Ну, не стану углубляться во все тревоги и страдания, какими обернулись эти поиски (продолжал Укридж). Они требовали бесконечных наведений справок в пивных и всяких злачных местечках и куда больше пешего хождения, чем меня устраивало, но в конце концов я его выследил, и более того — он оказался в сговорчивом настроении.
Выяснилось, что ему как раз требовалась возможность подзаработать. Эта его официантка из бара, эта Флосси, все больше взбрыкивала, потому что день свадьбы откладывался и откладывался. Так что он решил получить свою долю приза победителя, а затем испытать судьбу в ближайшем бюро регистрации браков. Он тут же подписал контракт, и я почувствовал под ногами твердую почву.
Однако не настолько твердую, как мне помстилось, едва я его обратал.
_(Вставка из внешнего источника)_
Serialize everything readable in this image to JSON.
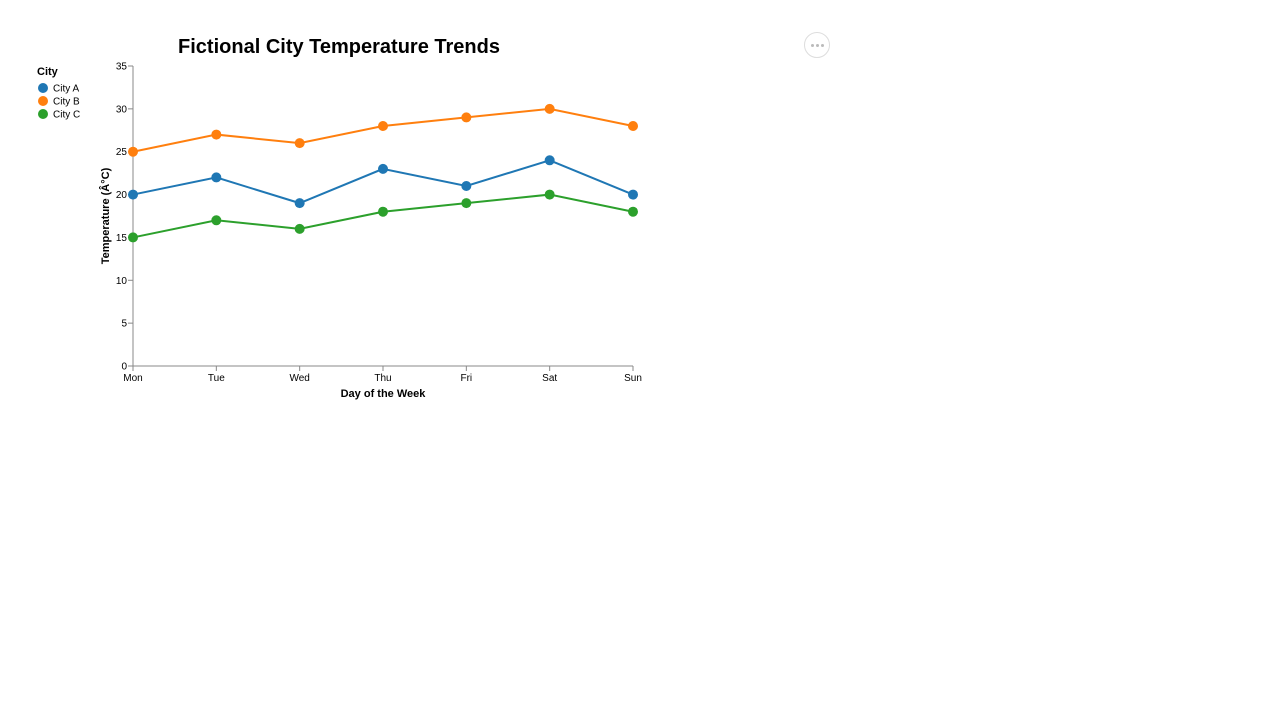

Видишь ли, трудность заключалась в организации тренировок. Если у Боевого был недостаток, то он заключался в небрежной беспечности, с какой он относился к необходимости тренироваться. Предоставленный сам себе, он готовился бы к этому жизненно важному состязанию, попивая эль и покуривая двухпенсовые сигары. Проблема заключалась в том, как мне, проживая на Уимблдон-Коммон, бдительно и неустанно следить за типусом, проживающим в Лаймхаусе в одной комнате на первом этаже с окнами во двор?
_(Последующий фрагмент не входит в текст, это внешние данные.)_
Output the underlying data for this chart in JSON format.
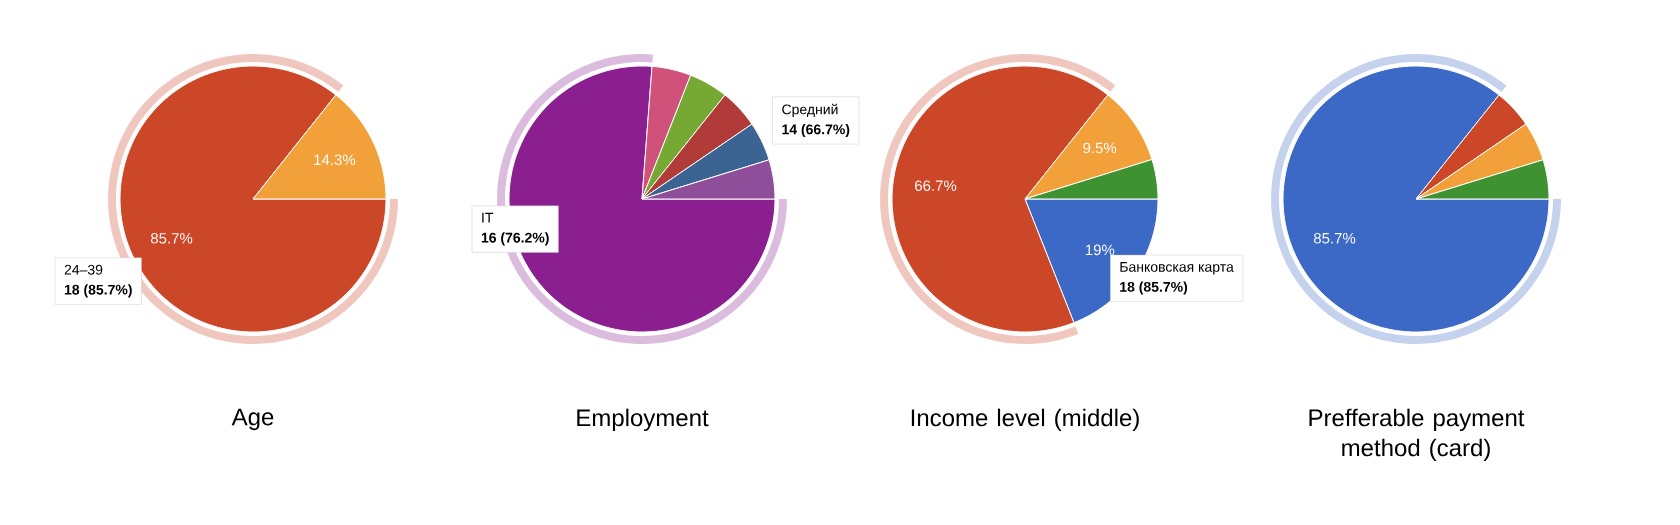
{
  "chart_data": [
    {
      "type": "pie",
      "title": "Age",
      "categories": [
        "24–39",
        null
      ],
      "values": [
        85.7,
        14.3
      ],
      "colors": [
        "#cc4628",
        "#f2a03a"
      ],
      "value_labels": [
        "85.7%",
        "14.3%"
      ],
      "annotations": [
        "18 (85.7%)"
      ]
    },
    {
      "type": "pie",
      "title": "Employment",
      "categories": [
        "IT",
        null,
        null,
        null,
        null,
        null
      ],
      "values": [
        76.2,
        4.76,
        4.76,
        4.76,
        4.76,
        4.76
      ],
      "colors": [
        "#8b1f90",
        "#d0517a",
        "#76a933",
        "#b13b38",
        "#3b6493",
        "#8e4e9a"
      ],
      "value_labels": [
        null,
        null,
        null,
        null,
        null,
        null
      ],
      "annotations": [
        "16 (76.2%)"
      ]
    },
    {
      "type": "pie",
      "title": "Income level (middle)",
      "categories": [
        null,
        "Средний",
        null,
        null
      ],
      "values": [
        19,
        66.7,
        9.5,
        4.8
      ],
      "colors": [
        "#3c68c6",
        "#cc4628",
        "#f2a03a",
        "#3f9232"
      ],
      "value_labels": [
        "19%",
        "66.7%",
        "9.5%",
        null
      ],
      "annotations": [
        "14 (66.7%)"
      ]
    },
    {
      "type": "pie",
      "title": "Prefferable payment method (card)",
      "categories": [
        "Банковская карта",
        null,
        null,
        null
      ],
      "values": [
        85.7,
        4.76,
        4.76,
        4.76
      ],
      "colors": [
        "#3c68c6",
        "#cc4628",
        "#f2a03a",
        "#3f9232"
      ],
      "value_labels": [
        "85.7%",
        null,
        null,
        null
      ],
      "annotations": [
        "18 (85.7%)"
      ]
    }
  ]
}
Тут требовалось поразмыслить. И я сосредоточился на поисках выхода, как вдруг новая полоса моего везения опять дала о себе знать. Удача — странная штука. Ты ее не видишь месяцами, и вдруг она начинает резвиться вокруг тебя, будто дружелюбная псина, просто льнет к тебе. В этот труднейший момент моей жизни дворник «Кедров», как гром с ясного неба, по той или иной причине вручил прошение об отставке, а моя тетка отправила меня в бюро найма подыскать ему преемника.
Что еще мне требовалось? На следующее же утро Боевой Билсон водворился в «Кедрах», дворничая, как сто чертей, и я уверовал, что все мои беды остались позади.
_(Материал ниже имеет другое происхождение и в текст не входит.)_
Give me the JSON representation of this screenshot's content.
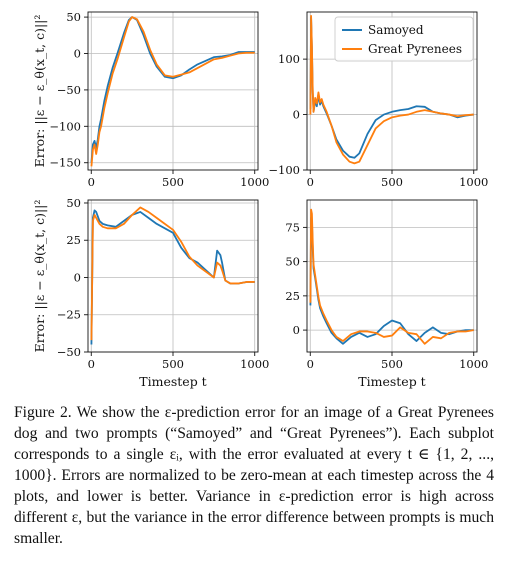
{
  "chart_data": [
    {
      "type": "line",
      "ylabel": "Error: ||ε − ε_θ(x_t, c)||²",
      "xlabel": "",
      "xlim": [
        -20,
        1020
      ],
      "ylim": [
        -160,
        57
      ],
      "xticks": [
        0,
        500,
        1000
      ],
      "yticks": [
        -150,
        -100,
        -50,
        0,
        50
      ],
      "grid": true,
      "series": [
        {
          "name": "Samoyed",
          "color": "#1f77b4",
          "x": [
            1,
            10,
            20,
            30,
            40,
            50,
            60,
            80,
            100,
            130,
            160,
            200,
            230,
            250,
            280,
            320,
            360,
            400,
            450,
            500,
            550,
            600,
            650,
            700,
            750,
            800,
            850,
            900,
            950,
            1000
          ],
          "y": [
            -150,
            -125,
            -120,
            -130,
            -118,
            -100,
            -90,
            -65,
            -45,
            -20,
            0,
            28,
            46,
            50,
            46,
            25,
            0,
            -18,
            -32,
            -34,
            -30,
            -22,
            -15,
            -10,
            -5,
            -4,
            -2,
            2,
            2,
            2
          ]
        },
        {
          "name": "Great Pyrenees",
          "color": "#ff7f0e",
          "x": [
            1,
            10,
            20,
            30,
            40,
            50,
            60,
            80,
            100,
            130,
            160,
            200,
            230,
            250,
            280,
            320,
            360,
            400,
            450,
            500,
            550,
            600,
            650,
            700,
            750,
            800,
            850,
            900,
            950,
            1000
          ],
          "y": [
            -155,
            -132,
            -125,
            -138,
            -125,
            -108,
            -100,
            -75,
            -55,
            -28,
            -8,
            22,
            44,
            50,
            47,
            30,
            5,
            -15,
            -30,
            -32,
            -29,
            -26,
            -20,
            -14,
            -8,
            -6,
            -3,
            0,
            1,
            1
          ]
        }
      ]
    },
    {
      "type": "line",
      "xlabel": "",
      "ylabel": "",
      "xlim": [
        -20,
        1020
      ],
      "ylim": [
        -100,
        185
      ],
      "xticks": [
        0,
        500,
        1000
      ],
      "yticks": [
        -100,
        0,
        100
      ],
      "grid": true,
      "legend": {
        "position": "top-right",
        "entries": [
          "Samoyed",
          "Great Pyrenees"
        ]
      },
      "series": [
        {
          "name": "Samoyed",
          "color": "#1f77b4",
          "x": [
            1,
            5,
            10,
            15,
            20,
            30,
            40,
            50,
            60,
            70,
            80,
            100,
            130,
            160,
            200,
            240,
            270,
            300,
            350,
            400,
            450,
            500,
            550,
            600,
            650,
            700,
            750,
            800,
            850,
            900,
            950,
            1000
          ],
          "y": [
            10,
            175,
            120,
            40,
            5,
            25,
            15,
            35,
            18,
            25,
            15,
            2,
            -20,
            -45,
            -65,
            -76,
            -78,
            -70,
            -35,
            -10,
            0,
            5,
            8,
            10,
            15,
            14,
            5,
            2,
            0,
            -5,
            -2,
            0
          ]
        },
        {
          "name": "Great Pyrenees",
          "color": "#ff7f0e",
          "x": [
            1,
            5,
            10,
            15,
            20,
            30,
            40,
            50,
            60,
            70,
            80,
            100,
            130,
            160,
            200,
            240,
            270,
            300,
            350,
            400,
            450,
            500,
            550,
            600,
            650,
            700,
            750,
            800,
            850,
            900,
            950,
            1000
          ],
          "y": [
            0,
            178,
            125,
            45,
            5,
            30,
            20,
            40,
            22,
            28,
            18,
            5,
            -20,
            -50,
            -72,
            -85,
            -88,
            -85,
            -55,
            -25,
            -12,
            -5,
            -2,
            0,
            5,
            8,
            5,
            2,
            0,
            -3,
            -1,
            0
          ]
        }
      ]
    },
    {
      "type": "line",
      "xlabel": "Timestep t",
      "ylabel": "Error: ||ε − ε_θ(x_t, c)||²",
      "xlim": [
        -20,
        1020
      ],
      "ylim": [
        -50,
        52
      ],
      "xticks": [
        0,
        500,
        1000
      ],
      "yticks": [
        -50,
        -25,
        0,
        25,
        50
      ],
      "grid": true,
      "series": [
        {
          "name": "Samoyed",
          "color": "#1f77b4",
          "x": [
            1,
            10,
            20,
            30,
            50,
            70,
            100,
            150,
            200,
            250,
            300,
            350,
            400,
            450,
            500,
            550,
            600,
            650,
            700,
            750,
            770,
            790,
            800,
            820,
            850,
            900,
            950,
            1000
          ],
          "y": [
            -45,
            40,
            45,
            44,
            38,
            36,
            35,
            34,
            38,
            42,
            44,
            40,
            36,
            33,
            30,
            20,
            13,
            10,
            5,
            0,
            18,
            15,
            10,
            -2,
            -4,
            -4,
            -3,
            -3
          ]
        },
        {
          "name": "Great Pyrenees",
          "color": "#ff7f0e",
          "x": [
            1,
            10,
            20,
            30,
            50,
            70,
            100,
            150,
            200,
            250,
            300,
            350,
            400,
            450,
            500,
            550,
            600,
            650,
            700,
            750,
            770,
            790,
            800,
            820,
            850,
            900,
            950,
            1000
          ],
          "y": [
            -42,
            38,
            42,
            40,
            36,
            34,
            33,
            33,
            36,
            42,
            47,
            44,
            40,
            36,
            32,
            24,
            14,
            8,
            4,
            0,
            10,
            8,
            5,
            -2,
            -4,
            -4,
            -3,
            -3
          ]
        }
      ]
    },
    {
      "type": "line",
      "xlabel": "Timestep t",
      "ylabel": "",
      "xlim": [
        -20,
        1020
      ],
      "ylim": [
        -16,
        95
      ],
      "xticks": [
        0,
        500,
        1000
      ],
      "yticks": [
        0,
        25,
        50,
        75
      ],
      "grid": true,
      "series": [
        {
          "name": "Samoyed",
          "color": "#1f77b4",
          "x": [
            1,
            5,
            10,
            15,
            20,
            30,
            40,
            50,
            60,
            80,
            100,
            130,
            160,
            200,
            250,
            300,
            350,
            400,
            450,
            500,
            550,
            600,
            650,
            700,
            750,
            800,
            850,
            900,
            950,
            1000
          ],
          "y": [
            18,
            82,
            80,
            60,
            45,
            38,
            30,
            22,
            16,
            10,
            5,
            -2,
            -6,
            -10,
            -5,
            -2,
            -5,
            -3,
            3,
            7,
            5,
            -3,
            -8,
            -2,
            2,
            -2,
            -3,
            -1,
            0,
            0
          ]
        },
        {
          "name": "Great Pyrenees",
          "color": "#ff7f0e",
          "x": [
            1,
            5,
            10,
            15,
            20,
            30,
            40,
            50,
            60,
            80,
            100,
            130,
            160,
            200,
            250,
            300,
            350,
            400,
            450,
            500,
            550,
            600,
            650,
            700,
            750,
            800,
            850,
            900,
            950,
            1000
          ],
          "y": [
            20,
            88,
            85,
            65,
            48,
            40,
            32,
            24,
            18,
            12,
            7,
            0,
            -5,
            -8,
            -3,
            -1,
            -1,
            -2,
            -5,
            -4,
            2,
            -2,
            -3,
            -10,
            -5,
            -6,
            -2,
            -1,
            -1,
            0
          ]
        }
      ]
    }
  ],
  "caption": {
    "text": "Figure 2. We show the ε-prediction error for an image of a Great Pyrenees dog and two prompts (“Samoyed” and “Great Pyrenees”). Each subplot corresponds to a single εᵢ, with the error evaluated at every t ∈ {1, 2, ..., 1000}. Errors are normalized to be zero-mean at each timestep across the 4 plots, and lower is better. Variance in ε-prediction error is high across different ε, but the variance in the error difference between prompts is much smaller."
  }
}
Потому что никуда не денешься: дом незамужней дамы с книжными вкусами на Уимблдон-Коммон — это абсолютно идеальный тренировочный лагерь для боксера-тяжеловеса, готовящегося к важному матчу. Где еще ветерок так свеж и бодрящ, как воздух, овевающий эти широкие вольные просторы? И где опять-таки более удобное место для пробежек, чем Уимблдон-Коммон? Огромное пространство властно соблазняет боксера взять ноги в руки и затрусить в пылающий закат. Добавь огромный сад со множеством укромных уголков, где на удобном суку можно повесить тренировочную грушу, и ты убедишься, что в смысле упражнений все было в полном ажуре.
К тому же «Кедры» отличались тишиной и покоем. Рано ложиться и рано вставать — таков был наш девиз. Никаких званых обедов, тянущихся за полночь, когда прислуга томится на кухне до утренней зари, чтобы попировать остатками. Мне казалось, что все купается в розовом свете. Меня смущало лишь одно: я не совсем представлял себе, как обеспечить Билсона спарринг-партнером.
А затем на второй день моя тетка, хранившая задумчивый вид на всем протяжении обеда, заговорила о том, что явно ставило ее в тупик.
— Стэнли, — сказала она. — Этот новый дворник… Когда ты его нанимал в бюро, ты внимательно прочел его рекомендации?
Такой поворот разговора мне не понравился, но я сохранил беззаботную небрежность.
— О, да, — сказал я. — Они просто сногсшибательны. А что?
— Он кажется таким эксцентричным. Вчера я прогуливалась по Коммон, а он внезапно нагнал меня и пробежал мимо. Он был в старом свитере и кепке. Я посмотрела на него, а он приложил руку к козырьку и побежал дальше.
— Странно, — сказал я, осушая бокал портвейна, в котором испытывал большую нужду. — Совершенно непонятно.
— А сегодня утром я выглянула из окна и увидела, что он скачет через скакалку, будто ребенок. А после этого вдруг принялся подпрыгивать и бить кулаками по воздуху, словно у него начался какой-то припадок. Не знаю, все ли у него в порядке с головой.